El valor de cinco centímetros se convirtió en diferencia con la llegada de Fernando Romay desde su Galicia natal. Una Galicia que parece no tener un modelo fijo a la hora de echar ilustres al mundo, sean altos y bajitos. Todo en esta vida ocurre por una causa y ya Mendel dedicó su vida a definir los entresijos de la herencia, eso sí, con guisantes. De verdes, salen verdes, y de amarillos, amarillos. Los padres de Fernando eran muy altos. Pero cuando todo se mezcla, y eso es la vida, de vez en cuando el modelo estalla y aparece un fenómeno. La evolución se produce como una rampa en la que de vez en cuando nos encontramos un escalón, un peldaño. Fernando es ese escalón.
Fernando tardó en darse cuenta de lo importante que fue para el baloncesto español e incluso, después de retirado, tampoco parecía querer aceptar ese papel protagonista que le ofrecieron la biología y el baloncesto. Ese protagonismo que yo revindico desde estas páginas fue el que nos permitió mirar a los ojos a los grandes equipos y selecciones con los que perdíamos casi siempre, aunque no jugáramos peor que ellos. Tardamos mucho años en sentir el poderío de jugadores altos que te dieran muchas posesiones de balón. Gracias a Fernando algunos afortunados pudimos tener esa sensación y aquella generación catapultó el baloncesto español a lo más alto. Lo dije hace casi hace casi 20 años y lo he repetido en muchas entrevistas. Fernando fue el jugador más decisivo de aquel equipo nacional, que explicara el acontecimiento que supuso el baloncesto de los ochenta.

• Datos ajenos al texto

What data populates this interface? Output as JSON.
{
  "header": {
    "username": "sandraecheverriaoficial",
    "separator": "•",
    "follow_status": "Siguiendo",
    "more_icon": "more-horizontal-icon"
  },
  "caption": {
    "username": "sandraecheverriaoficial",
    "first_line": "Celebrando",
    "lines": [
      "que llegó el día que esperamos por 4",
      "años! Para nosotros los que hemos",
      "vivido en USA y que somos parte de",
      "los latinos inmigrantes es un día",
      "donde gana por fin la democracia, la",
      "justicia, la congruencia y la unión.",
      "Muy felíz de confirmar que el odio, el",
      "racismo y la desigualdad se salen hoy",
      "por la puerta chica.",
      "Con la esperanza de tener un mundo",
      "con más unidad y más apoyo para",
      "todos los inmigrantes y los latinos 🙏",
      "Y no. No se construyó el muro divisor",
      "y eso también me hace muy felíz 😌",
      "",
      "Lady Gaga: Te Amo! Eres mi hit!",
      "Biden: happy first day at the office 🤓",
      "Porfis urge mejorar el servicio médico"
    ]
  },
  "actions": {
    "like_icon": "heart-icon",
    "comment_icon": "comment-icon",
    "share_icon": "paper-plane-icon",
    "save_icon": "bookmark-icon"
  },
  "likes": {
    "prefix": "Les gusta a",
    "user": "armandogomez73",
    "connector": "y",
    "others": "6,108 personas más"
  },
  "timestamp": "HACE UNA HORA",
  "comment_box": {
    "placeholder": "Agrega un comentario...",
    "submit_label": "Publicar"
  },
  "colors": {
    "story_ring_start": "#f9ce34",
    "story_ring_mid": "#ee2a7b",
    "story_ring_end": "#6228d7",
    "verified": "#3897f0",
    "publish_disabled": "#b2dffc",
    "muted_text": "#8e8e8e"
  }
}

Como he dicho anteriormente, él pareció no querer darse cuenta nunca, o quizás no se lo dijimos suficientemente. Fernando hablaba de sí mismo como en un segundo nivel de lo que nos tocó vivir juntos. Se dejaba ver como un accesorio de más o menos valor en un conjunto bien estructurado y de mucho talento. Ése era su discurso: ellos eran los buenos, yo era el alto y el gracioso. Su humildad llegaba a ser incómoda a veces para mí.

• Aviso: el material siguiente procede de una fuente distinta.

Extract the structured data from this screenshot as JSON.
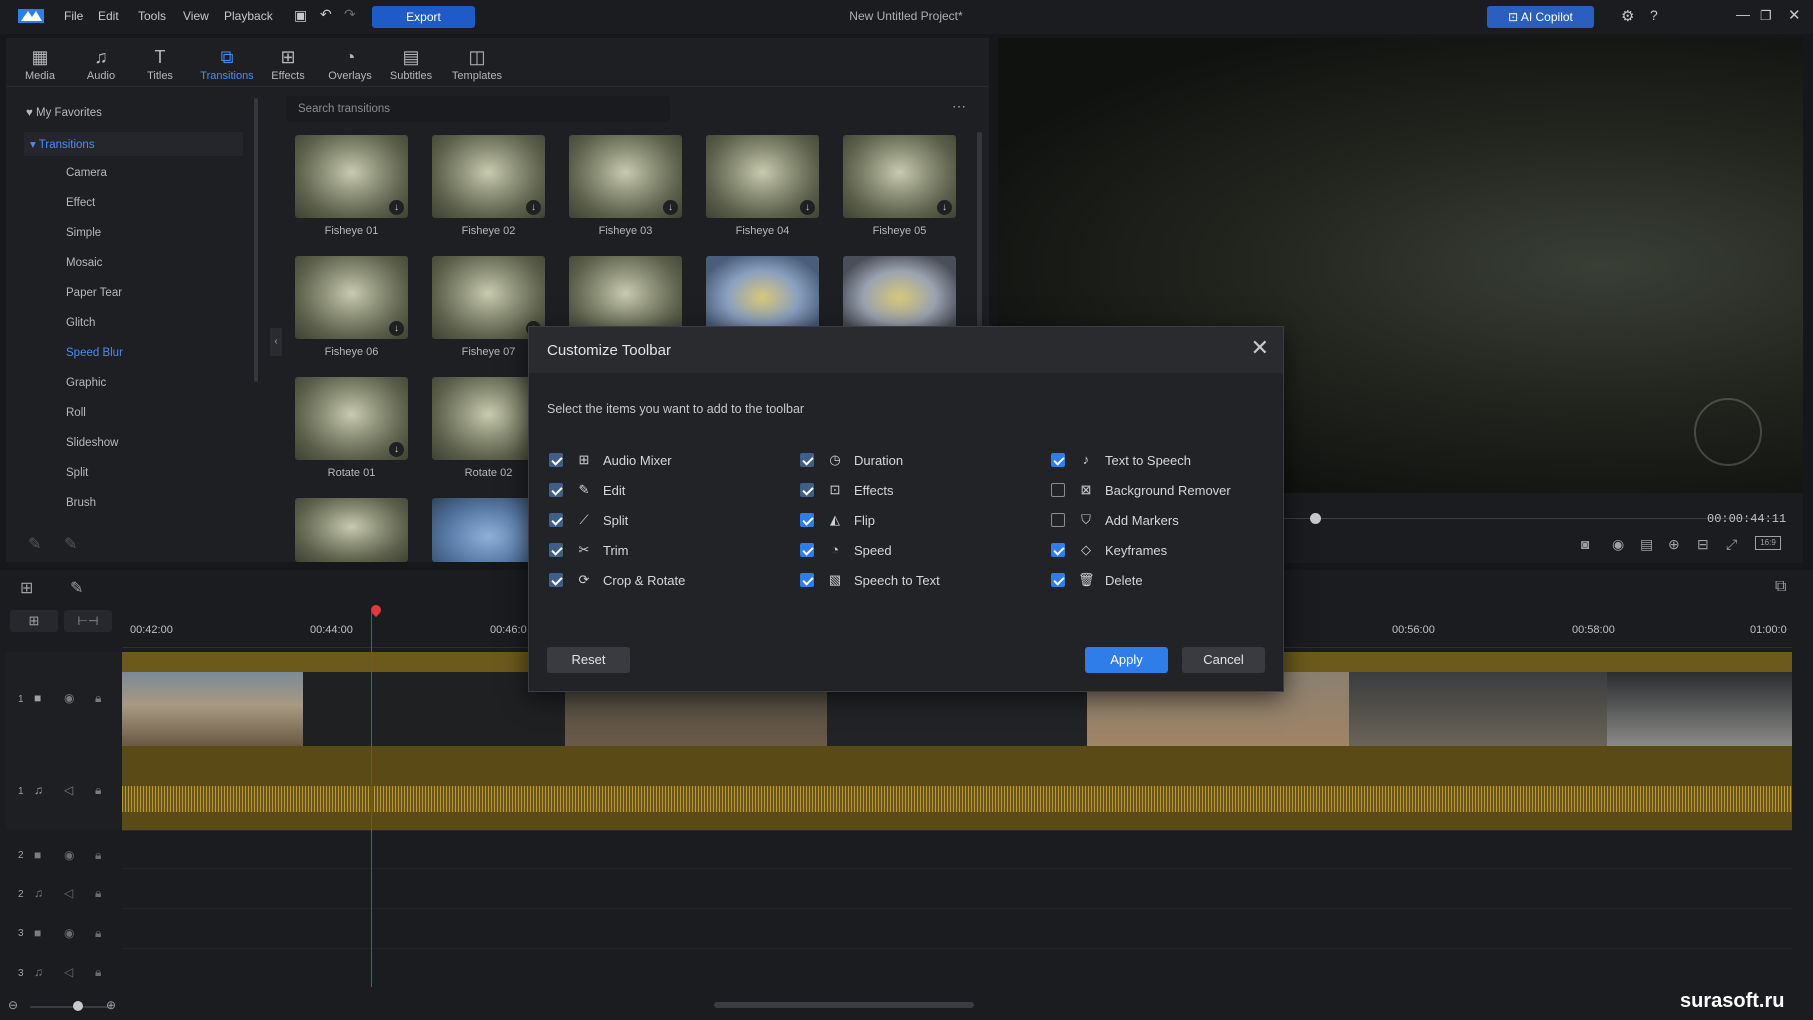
{
  "menu": [
    "File",
    "Edit",
    "Tools",
    "View",
    "Playback"
  ],
  "export_label": "Export",
  "project_title": "New Untitled Project*",
  "ai_label": "AI Copilot",
  "tabs": [
    {
      "label": "Media",
      "icon": "media-icon"
    },
    {
      "label": "Audio",
      "icon": "audio-icon"
    },
    {
      "label": "Titles",
      "icon": "titles-icon"
    },
    {
      "label": "Transitions",
      "icon": "transitions-icon"
    },
    {
      "label": "Effects",
      "icon": "effects-icon"
    },
    {
      "label": "Overlays",
      "icon": "overlays-icon"
    },
    {
      "label": "Subtitles",
      "icon": "subtitles-icon"
    },
    {
      "label": "Templates",
      "icon": "templates-icon"
    }
  ],
  "favorites_label": "My Favorites",
  "transitions_label": "Transitions",
  "categories": [
    "Camera",
    "Effect",
    "Simple",
    "Mosaic",
    "Paper Tear",
    "Glitch",
    "Speed Blur",
    "Graphic",
    "Roll",
    "Slideshow",
    "Split",
    "Brush"
  ],
  "search_placeholder": "Search transitions",
  "thumbs": [
    "Fisheye 01",
    "Fisheye 02",
    "Fisheye 03",
    "Fisheye 04",
    "Fisheye 05",
    "Fisheye 06",
    "Fisheye 07",
    "",
    "",
    "",
    "Rotate 01",
    "Rotate 02",
    "",
    ""
  ],
  "timecode": "00:00:44:11",
  "ruler": [
    "00:42:00",
    "00:44:00",
    "00:46:0",
    "00:56:00",
    "00:58:00",
    "01:00:0"
  ],
  "track_numbers": [
    "1",
    "1",
    "2",
    "2",
    "3",
    "3"
  ],
  "dialog": {
    "title": "Customize Toolbar",
    "subtitle": "Select the items you want to add to the toolbar",
    "columns": [
      [
        {
          "label": "Audio Mixer",
          "icon": "audio-mixer-icon",
          "checked": true
        },
        {
          "label": "Edit",
          "icon": "edit-icon",
          "checked": true
        },
        {
          "label": "Split",
          "icon": "split-icon",
          "checked": true
        },
        {
          "label": "Trim",
          "icon": "trim-icon",
          "checked": true
        },
        {
          "label": "Crop & Rotate",
          "icon": "crop-rotate-icon",
          "checked": true
        }
      ],
      [
        {
          "label": "Duration",
          "icon": "duration-icon",
          "checked": true
        },
        {
          "label": "Effects",
          "icon": "effects-icon",
          "checked": true
        },
        {
          "label": "Flip",
          "icon": "flip-icon",
          "checked": true
        },
        {
          "label": "Speed",
          "icon": "speed-icon",
          "checked": true
        },
        {
          "label": "Speech to Text",
          "icon": "speech-to-text-icon",
          "checked": true
        }
      ],
      [
        {
          "label": "Text to Speech",
          "icon": "text-to-speech-icon",
          "checked": true
        },
        {
          "label": "Background Remover",
          "icon": "background-remover-icon",
          "checked": false
        },
        {
          "label": "Add Markers",
          "icon": "add-markers-icon",
          "checked": false
        },
        {
          "label": "Keyframes",
          "icon": "keyframes-icon",
          "checked": true
        },
        {
          "label": "Delete",
          "icon": "delete-icon",
          "checked": true
        }
      ]
    ],
    "reset_label": "Reset",
    "apply_label": "Apply",
    "cancel_label": "Cancel"
  },
  "watermark": "surasoft.ru"
}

Después de unas charlas organizadas en Logroño por la FEB, en las que compartimos mesa, y después de intervenir, creo que Lolo Sainz, y con toda seguridad yo, habló Fernando con el discurso más excesivo, en la poca valoración que hizo de él mismo, que nunca le había oído. Y me sentí mal, casi ofendido. Al acabar la mesa, le llamé y con discreción hablamos durante unos minutos. Aproveché para decirle:
Fernando es la última vez que comparto una mesa redonda contigo, si vas a hablar así. Tú tienes muchas cosas que contar de todo lo bueno que has hecho por nuestro baloncesto y tienes la obligación de saber contarlo. Le ofrecí trabajar unas semanas en crear un contenido para una conferencia que fuera reflejo de la verdadera realidad, de lo que de verdad Fernando Romay había aportado a su club y a su país, que fue mucho.
Aquella conferencia la titulamos “El valor de la diferencia”. No sé cuantas veces la habrá dictado como tal, pero estoy seguro de que muchas de las ideas expresadas en ella sirvieron para que Fernando se valorara un poquito más. Aún hoy cuelga esa conferencia en algún archivo de mi ordenador.
En la actualidad, me alegra verle en sus nuevas facetas profesionales convencido de lo que hace y sobre todo reconocido por la gente como una persona y no como un personaje. Alguien que hace bien su trabajo, que está siempre cerca de los demás y parece estar dispuesto para tener una palabra amable para todo el que lo necesite. Como decía el poeta, “en el buen sentido de la palabra bueno”.
Desde estas páginas de un libro que sólo hablará de él, le deseo que no cambie en sus cosas buenas y que las ponga en práctica muchas veces. Pero como las virtudes y defectos se mezclan al azar, que esté atento para descubrir sus cosas malas, que las habrá, que no las haga nunca y que las corrija.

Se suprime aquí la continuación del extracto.